Помещение с большим залом для собраний и вечеров было заполнено людьми – рабочие пришли с женами – после собрания намечался вечер с чаепитием. Как оказалось, темой предстоящего собрания было «Взаимопомощь, все за одного, один за всех».
– …Ну, а что же тогда нам? – говорил один из рабочих, поблизости от Алексея и Лизы.
– Что? – произнес в ответ другой. – Одиннадцать часов работай, получи свои копейки, живи, как можешь и помалкивай, вот и все наши дела. А если невзначай забурчишь – вон, за ворота, на голодный отдых! У нас двоих рассчитали за то, что прилюдно мастера матюгнули. А у одного из них трое детей и жена в больнице – как он будет жить? На что?

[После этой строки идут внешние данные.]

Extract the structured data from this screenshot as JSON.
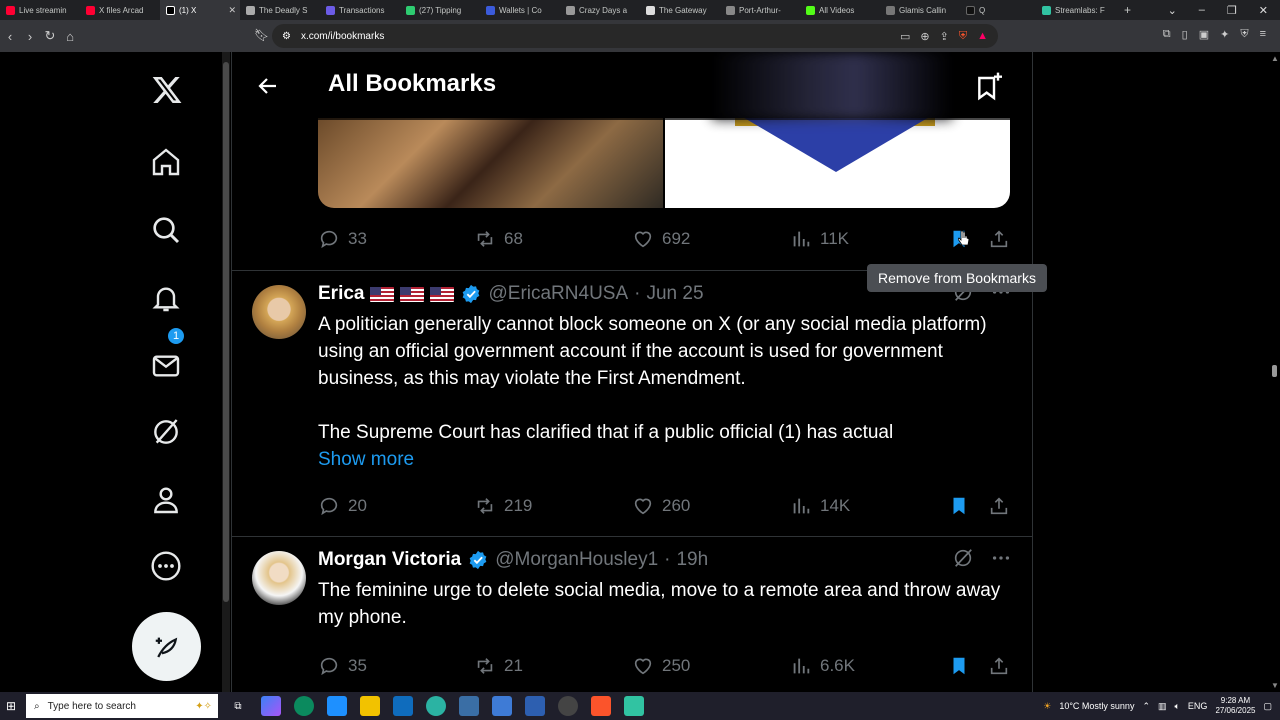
{
  "browser": {
    "tabs": [
      {
        "label": "Live streamin",
        "color": "#ff0033",
        "active": false
      },
      {
        "label": "X files Arcad",
        "color": "#ff0033",
        "active": false
      },
      {
        "label": "(1) X",
        "color": "#ffffff",
        "active": true
      },
      {
        "label": "The Deadly S",
        "color": "#aaaaaa",
        "active": false
      },
      {
        "label": "Transactions",
        "color": "#6c5ce7",
        "active": false
      },
      {
        "label": "(27) Tipping",
        "color": "#2ecc71",
        "active": false
      },
      {
        "label": "Wallets | Co",
        "color": "#3b5bdb",
        "active": false
      },
      {
        "label": "Crazy Days a",
        "color": "#999999",
        "active": false
      },
      {
        "label": "The Gateway",
        "color": "#dddddd",
        "active": false
      },
      {
        "label": "Port-Arthur-",
        "color": "#888888",
        "active": false
      },
      {
        "label": "All Videos",
        "color": "#53fc18",
        "active": false
      },
      {
        "label": "Glamis Callin",
        "color": "#777777",
        "active": false
      },
      {
        "label": "Q",
        "color": "#111111",
        "active": false
      },
      {
        "label": "Streamlabs: F",
        "color": "#31c3a2",
        "active": false
      }
    ],
    "url": "x.com/i/bookmarks",
    "new_tab": "+"
  },
  "header": {
    "title": "All Bookmarks"
  },
  "top_post": {
    "replies": "33",
    "reposts": "68",
    "likes": "692",
    "views": "11K"
  },
  "tooltip": "Remove from Bookmarks",
  "tweets": [
    {
      "name": "Erica",
      "handle": "@EricaRN4USA",
      "sep": "·",
      "time": "Jun 25",
      "body1": "A politician generally cannot block someone on X (or any social media platform) using an official government account if the account is used for government business, as this may violate the First Amendment.",
      "body2": "The Supreme Court has clarified that if a public official (1) has actual",
      "show_more": "Show more",
      "replies": "20",
      "reposts": "219",
      "likes": "260",
      "views": "14K"
    },
    {
      "name": "Morgan Victoria",
      "handle": "@MorganHousley1",
      "sep": "·",
      "time": "19h",
      "body1": "The feminine urge to delete social media, move to a remote area and throw away my phone.",
      "replies": "35",
      "reposts": "21",
      "likes": "250",
      "views": "6.6K"
    }
  ],
  "notifications_badge": "1",
  "taskbar": {
    "search_placeholder": "Type here to search",
    "weather": "10°C  Mostly sunny",
    "lang": "ENG",
    "time": "9:28 AM",
    "date": "27/06/2025"
  },
  "colors": {
    "accent": "#1d9bf0",
    "muted": "#71767b",
    "border": "#2f3336"
  }
}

– Надо пускать шапку по кругу. Двое по полтиннику, а ему рубль в дом.
– А что? Он дело говорит.
Лиза и Алексей, пробрались дальше и, устроившись на скамейке возле стены, постарались не выделяться из толпы рабочих и их жен. Вели себя скромно, говорили друг с другом шепотком.
– У Гапона есть помощники – рабочие Петров, Янов, Иноземцев, Карелин. Почти все они из рабочей верхушки, то есть имеют высокую квалификацию, неплохо зарабатывают и находятся на хорошем счету у фабрично-заводской администрации. Серьезные, непьющие, хорошие семьянины, – поделилась сведениями Лиза. – Они-то и должны подавать другим пример…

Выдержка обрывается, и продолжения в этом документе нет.